Texting May Be Taking a Toll

Posted by Kendall Harmon

They do it late at night when their parents are asleep. They do it in restaurants and while crossing busy streets. They do it in the classroom with their hands behind their back. They do it so much their thumbs hurt.

Spurred by the unlimited texting plans offered by carriers like AT&T Mobility and Verizon Wireless, American teenagers sent and received an average of 2,272 text messages per month in the fourth quarter of 2008, according to the Nielsen Company — almost 80 messages a day, more than double the average of a year earlier.

The phenomenon is beginning to worry physicians and psychologists, who say it is leading to anxiety, distraction in school, falling grades, repetitive stress injury and sleep deprivation.

Dr.

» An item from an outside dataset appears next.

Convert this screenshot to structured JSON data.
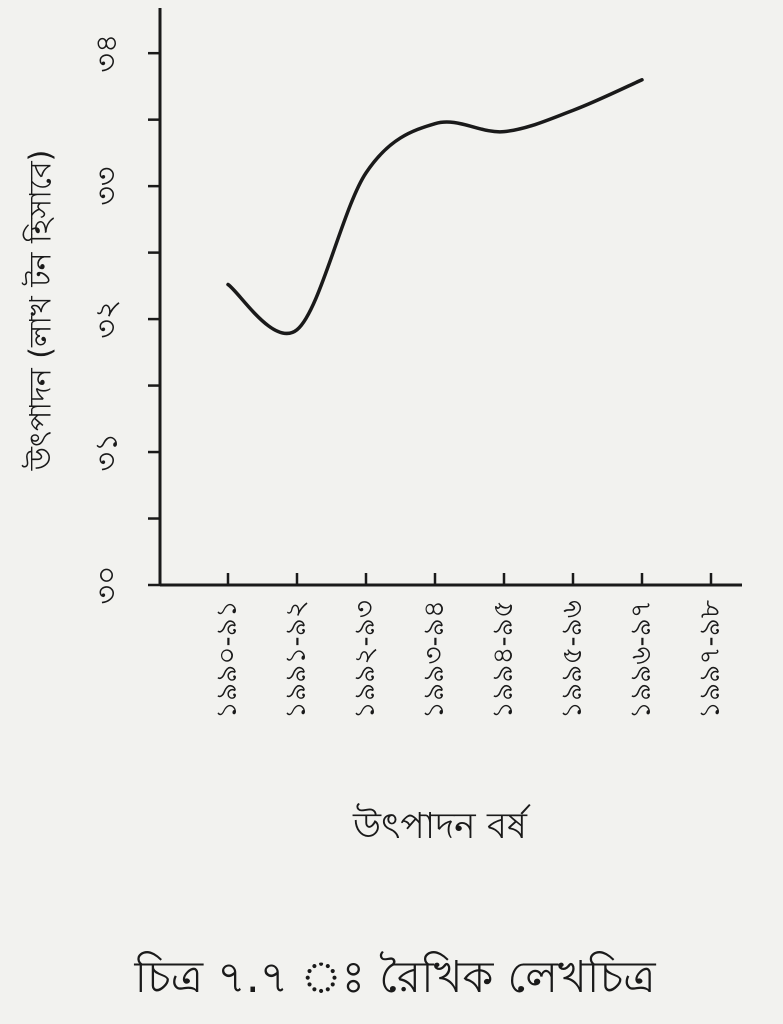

Martin Joffe, a pediatrician in Greenbrae, Calif., recently surveyed students at two local high schools and said he found that many were routinely sending hundreds of texts every day.

Read it all.

Filed under: * Culture-WatchScience & TechnologyTeens / Youth

9 Comments
Posted May 26, 2009 at 12:38 pm [Printer Friendly] [Print w/ comments]



1. Jeffersonian wrote:

I have four kids, two of which have cell phones, the emphasis on “phones.”  Texting is disabled on all of our phones, much to my kids’ chagrin.  It’s not hard, folks, all you need to do is say “no.”

May 26, 3:20 pm | [comment link]
2. Chris wrote:

good move #1 -I will do the same when my kids are old enough for cell phones.  thus study seems a bit “dog bites man,” huh?

May 26, 4:40 pm | [comment link]
3. Cennydd wrote:

Quite frankly, I see no need for texting…....period!

May 26, 4:59 pm | [comment link]
4. Dallasite wrote:

Cennydd, you are not 14, I take it.  My daughter, who is, texts.  If I call her on her cell phone, she doesn’t answer; if I send her a text, I get a response within minutes.  Like it or not, texting is the medium of choice among many teens. 

It is important, however, to keep tabs on the use, just as we have to monitor television watching or any other electronic addiction.  We restrict access to her when she is doing homework, and she has to turn the phone in to us before she goes to bed, so as to remove the distraction while studying and when she should be asleep.

May 26, 6:08 pm | [comment link]
5. First Family Virginian wrote:

A few weeks ago we had an acolyte receive a text message.  His mother, who was seated in the congregation, was letting him know that his cotta wasn’t pulled down in the back! 

The acolyte was told in no uncertain terms ... an acolyte doesn’t answer cell phones or take text messages white he is serving ... and furthermore he shouldn’t have an electronic device on his person during the service ... unless he prefers not to be an acolyte.

May 26, 9:59 pm | [comment link]
6. William Witt wrote:

There is something amusing about those of us who type in text after text in the comment section of this website and others complaining about teenagers who do the same thing on their cell phones.

May 27, 8:48 am | [comment link]
7. libraryjim wrote:

Well, I remember the same thing being said of teens who spent quarter after quarter after quarter at the game arcades in the 70’s. Then with the Atari and Commodore game platforms.  Then XBox and now texting.

I suppose if we went back far enough we would see the cavemen parents arguing about how painting on the walls of caves was becoming an obsession with their teens.

The key resolution is, of course, parent/child communication and rule-making, placing limits, etc.

Jim Elliott
Florida

May 27, 11:43 am | [comment link]
8. Cennydd wrote:

Our high school bans the use of cell phones during class hours, and that, of course, includes texting.  My 15 year old granddaughter admits to unauthorized texting during her classes, and as a result, her grades suffered, and she now has to attend Summer School in order to bring her grades up to an acceptable standard.  So, yes, texting can cause harm…..though in her case, not physical harm.  Her parents have taken her cell phone away from her, and she doesn’t get it back until she gets home from school each day.  I take her to and from school, and I make sure she doesn’t have it with her.  I have made it clear to her that if she needs to call me, she must go to the school office and use their phone.

May 27, 12:07 pm | [comment link]
9. Cennydd wrote:

And there are NO exceptions to that rule.